To gain a clearer understanding of digital twins, I offer seven ways in which city governments can benefit from advancing technology to improve efficiencies.

  1. Gather insights to improve infrastructure

Each department uses different systems, and infrastructure assets exist in many formats–CAD, BIM, and GIS, spreadsheets, databases, real-time and other data streams, photos and point clouds. With an open, connected data environment, you can gain quick access to semantically rich models and know that they are accurate and up to date.

“With Bentley iTwin® Services, an open-source framework for creating infrastructure digital twins, cities can federate data–whatever the engineering applications and BIM capabilities, repositories and file systems, or file formats and schemas might be,” says Mankowski. “This federated approach enables an actionable digital twin of the city with data-driven analysis, modelling, and simulation.”

  1. Improve collaboration with stakeholders

City operations, planning, and economic development, as well as emergency services and utility operators, all need to collaborate and share information with transportation agencies to improve decision making that results in the support of each group’s initiatives. With a holistic approach to consuming and sharing information, infrastructure owners know that they have the latest information on existing conditions before projects begin.

Most cities experience many projects at varying stages of completion, from transportation to utilities to buildings. For each project, asset owners and developers must consider the subsurface environment. Subsurface digital twins involve modelling the geology, hydrology, chemistry, and engineering properties, as well as the structures, tunnels, and utility networks.

“By its very nature, the physical underground environment is hard to visualize and comprehensively survey; therefore, a digital twin that brings together the available data makes it easily accessible for engineering analysis, and provides 4D visualisation capabilities to greatly improve understanding of the subsurface,” says Mankowski.

  1. Improve planning and project visualisation

Urban planners can stream large-scale digital twins online to visualise projects spanning entire cities down to the streetlevel, using a combination of terrain models, reality meshes, and semantic 3D city models.

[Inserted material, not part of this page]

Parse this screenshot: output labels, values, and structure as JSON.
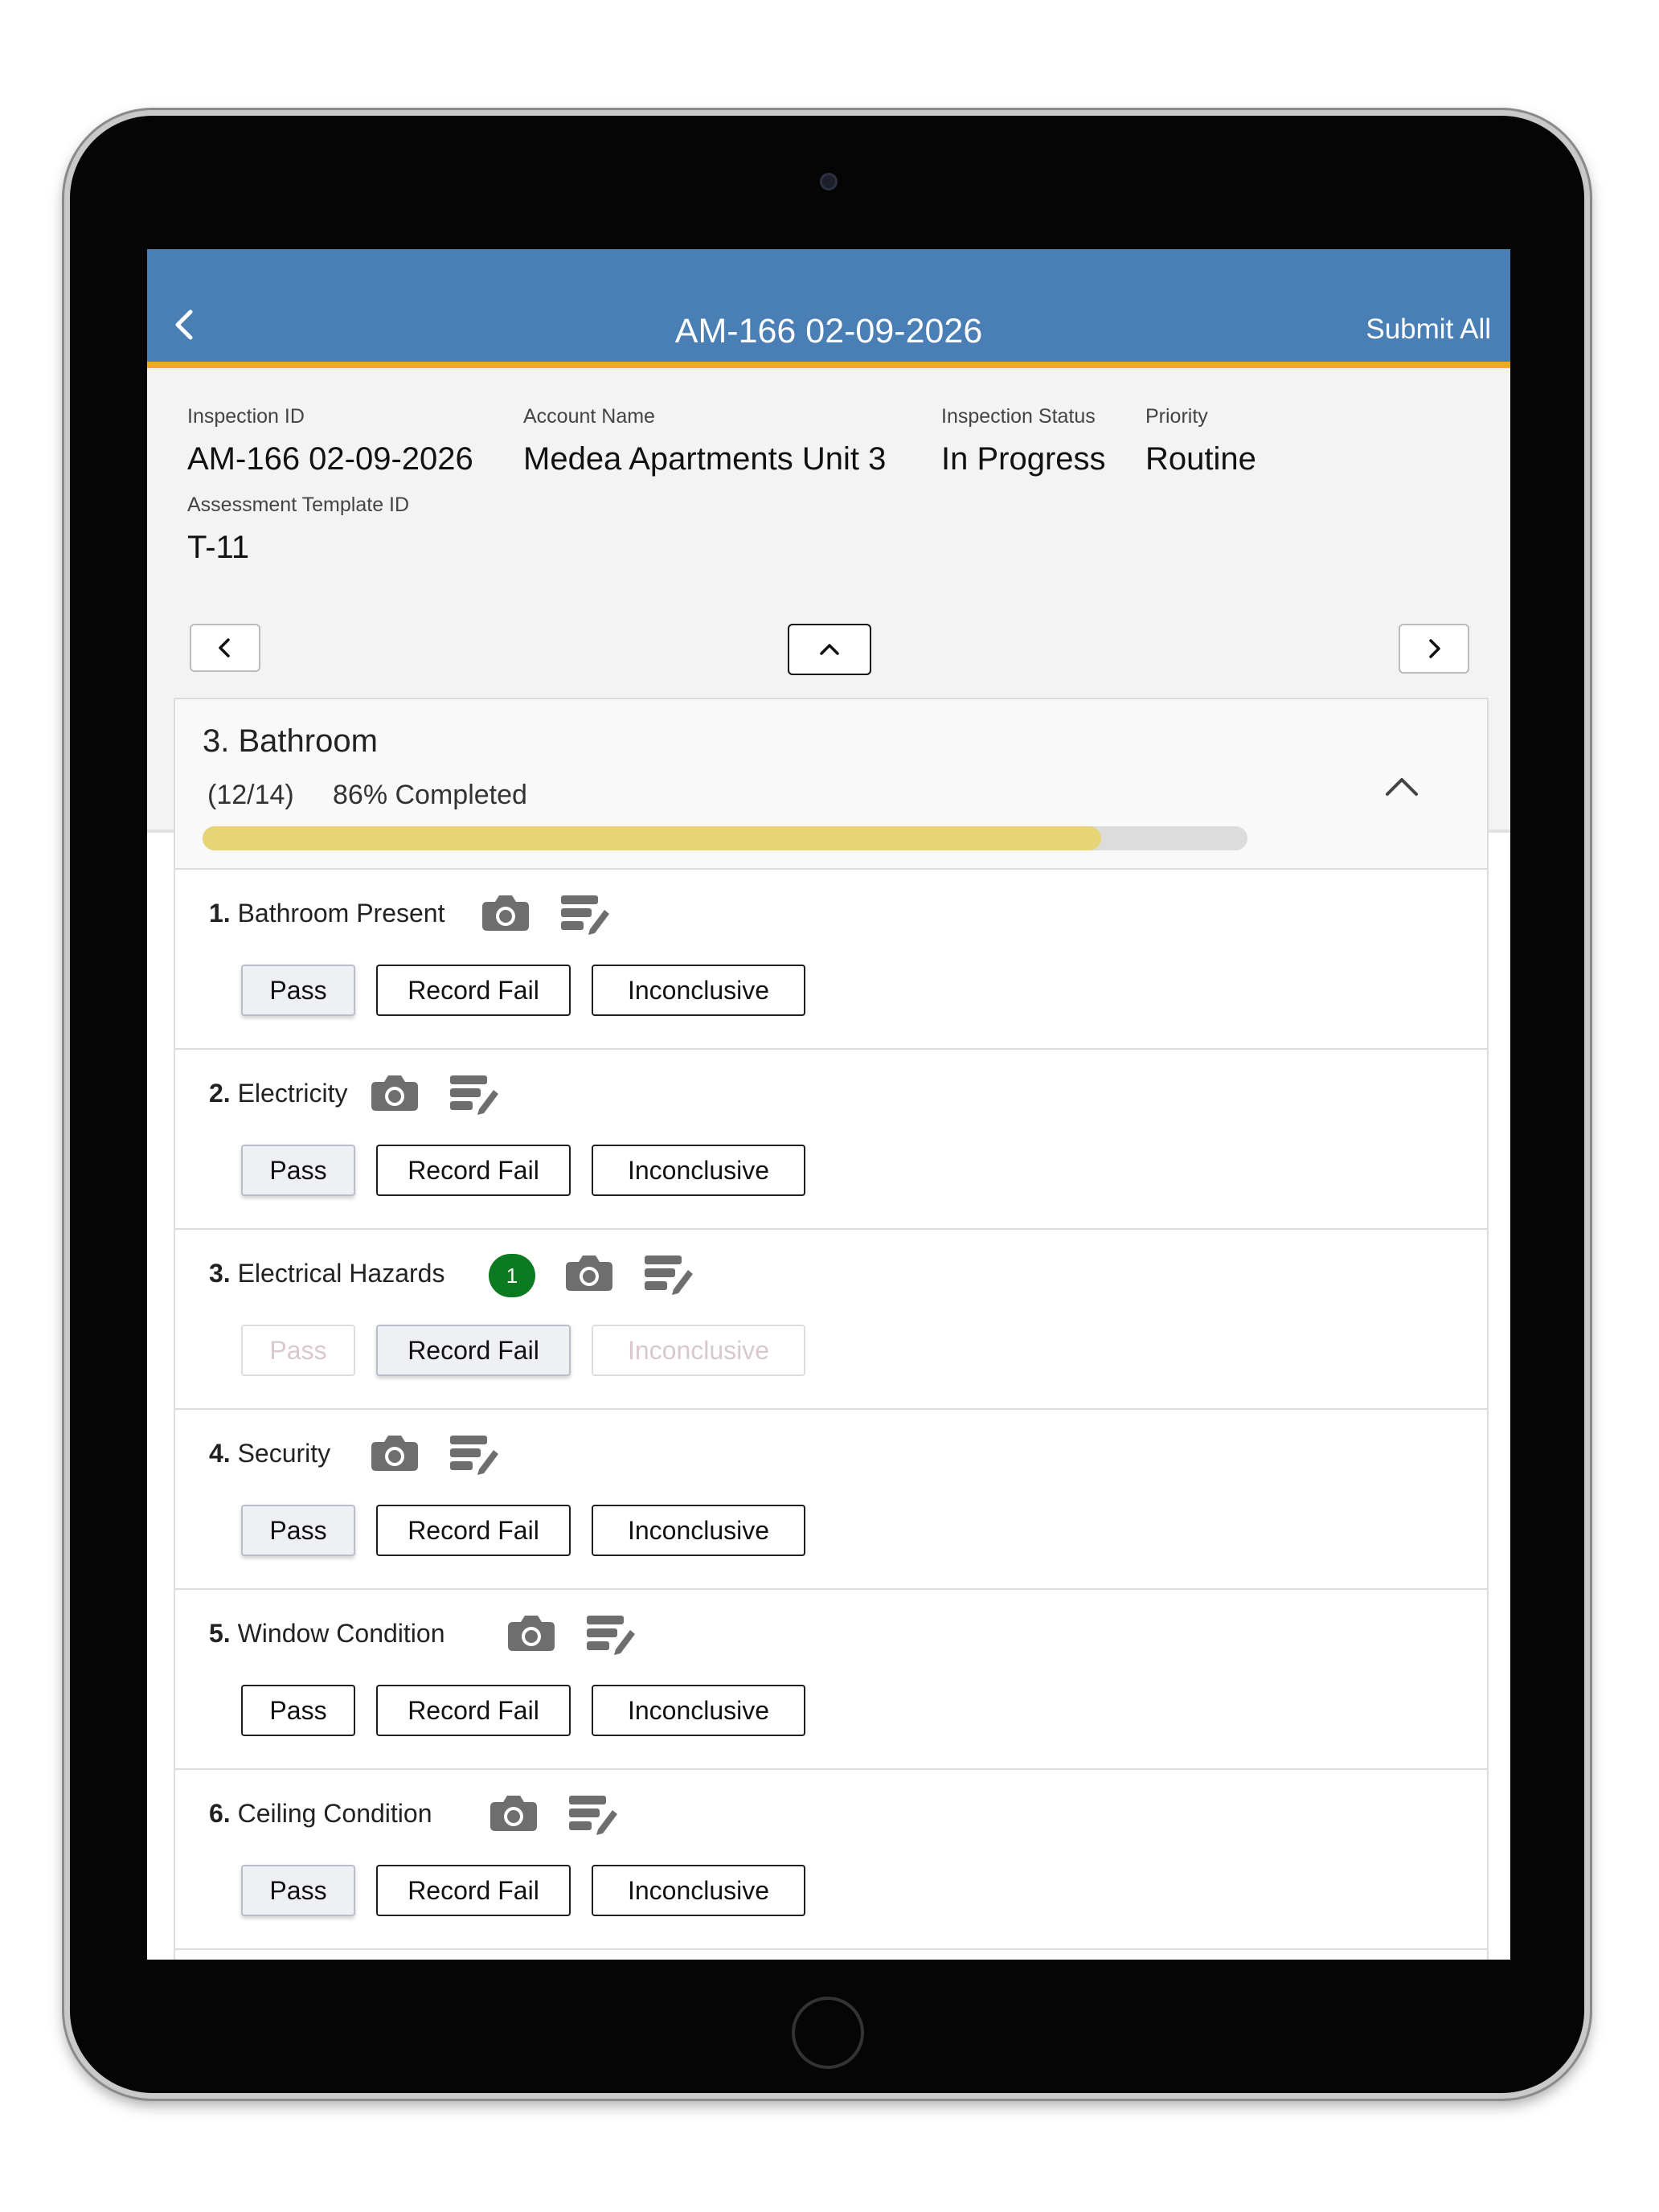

  1. Improve mobility and safety

Digital twins help optimise how space is used to improve the planning and designing of buildings, as well as safety, efficiency, and revenue. With the ability to simulate and analyse foot traffic on or in infrastructure assets–rail and metro stations, stadiums, shopping malls, and airports–engineers and designers can accurately test designs and operational and commercial plans to enhance footfall, wayfinding, crowd management, safety, and security.

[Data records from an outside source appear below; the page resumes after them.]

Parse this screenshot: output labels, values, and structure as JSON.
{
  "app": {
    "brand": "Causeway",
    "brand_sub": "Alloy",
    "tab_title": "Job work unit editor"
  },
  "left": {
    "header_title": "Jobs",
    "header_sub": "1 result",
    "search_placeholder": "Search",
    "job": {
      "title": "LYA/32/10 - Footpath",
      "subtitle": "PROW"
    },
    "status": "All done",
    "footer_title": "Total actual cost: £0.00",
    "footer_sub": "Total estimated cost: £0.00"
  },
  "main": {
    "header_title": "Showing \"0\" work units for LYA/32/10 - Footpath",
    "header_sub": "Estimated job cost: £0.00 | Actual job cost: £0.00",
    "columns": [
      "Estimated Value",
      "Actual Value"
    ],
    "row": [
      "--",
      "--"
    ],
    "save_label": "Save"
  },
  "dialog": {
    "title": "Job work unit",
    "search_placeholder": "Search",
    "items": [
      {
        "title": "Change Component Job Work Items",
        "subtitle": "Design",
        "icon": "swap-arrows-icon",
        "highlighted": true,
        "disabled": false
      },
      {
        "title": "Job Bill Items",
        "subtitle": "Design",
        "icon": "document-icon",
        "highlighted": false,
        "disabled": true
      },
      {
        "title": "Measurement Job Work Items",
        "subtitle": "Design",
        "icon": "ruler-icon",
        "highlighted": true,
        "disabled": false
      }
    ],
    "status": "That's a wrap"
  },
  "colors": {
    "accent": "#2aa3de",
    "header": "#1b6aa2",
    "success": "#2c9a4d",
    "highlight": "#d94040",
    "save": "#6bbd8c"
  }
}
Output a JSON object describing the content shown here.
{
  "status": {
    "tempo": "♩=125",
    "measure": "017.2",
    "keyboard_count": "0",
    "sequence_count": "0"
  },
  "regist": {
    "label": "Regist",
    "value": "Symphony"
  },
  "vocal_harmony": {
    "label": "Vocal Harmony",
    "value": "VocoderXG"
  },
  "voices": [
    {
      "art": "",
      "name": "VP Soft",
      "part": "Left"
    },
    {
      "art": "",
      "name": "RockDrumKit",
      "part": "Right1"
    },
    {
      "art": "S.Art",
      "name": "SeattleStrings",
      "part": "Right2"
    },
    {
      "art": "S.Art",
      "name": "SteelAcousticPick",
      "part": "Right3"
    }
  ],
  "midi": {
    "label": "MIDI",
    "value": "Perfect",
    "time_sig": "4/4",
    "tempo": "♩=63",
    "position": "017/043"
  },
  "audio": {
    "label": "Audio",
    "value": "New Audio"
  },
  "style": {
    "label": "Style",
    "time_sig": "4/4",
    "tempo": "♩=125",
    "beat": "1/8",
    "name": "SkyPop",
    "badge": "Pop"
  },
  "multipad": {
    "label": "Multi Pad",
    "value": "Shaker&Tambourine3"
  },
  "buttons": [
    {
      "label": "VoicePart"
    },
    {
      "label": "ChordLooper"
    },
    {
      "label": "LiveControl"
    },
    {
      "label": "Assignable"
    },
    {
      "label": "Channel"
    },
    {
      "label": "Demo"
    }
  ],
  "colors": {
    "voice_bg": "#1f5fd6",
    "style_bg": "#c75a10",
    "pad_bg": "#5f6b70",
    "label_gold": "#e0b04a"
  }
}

  1. Make infrastructure resilient

To avoid flood risks and minimise the impact of a heavy rainfall, urban planners can use digital twins to model and simulate flooding to comprehensively manage flood risks and rapidly recover from any disruptions caused by the event.

“When city departments have the systems in place to withstand the kinds of acute shocks caused by weather-related events, they effectively mitigate risk and shorten the recovery period,” says Mankowski. “Bentley’s reality modelling solutions–and open applications–provide the ability to perform risk assessment at city scale, with what-if scenarios and postevent emergency triage.”

  1. Engage the public

With digital twin technology, city planners can provide a fast, easy, and visual way to successfully communicate, promote, and share city projects in an interactive way to gain buy-in from residents and attract investors including digital experiences, or visualisation and crowdsourcing through devices such as web, mobile, touchscreens, and digital billboards.

  1. Embrace open data

Many cities with digital city initiatives focus on open data environments that allow others the ability to conceive develop and deliver services with trusted city information. Also, many engage with universities, researchers, and other developers to offer apps and services to citizens.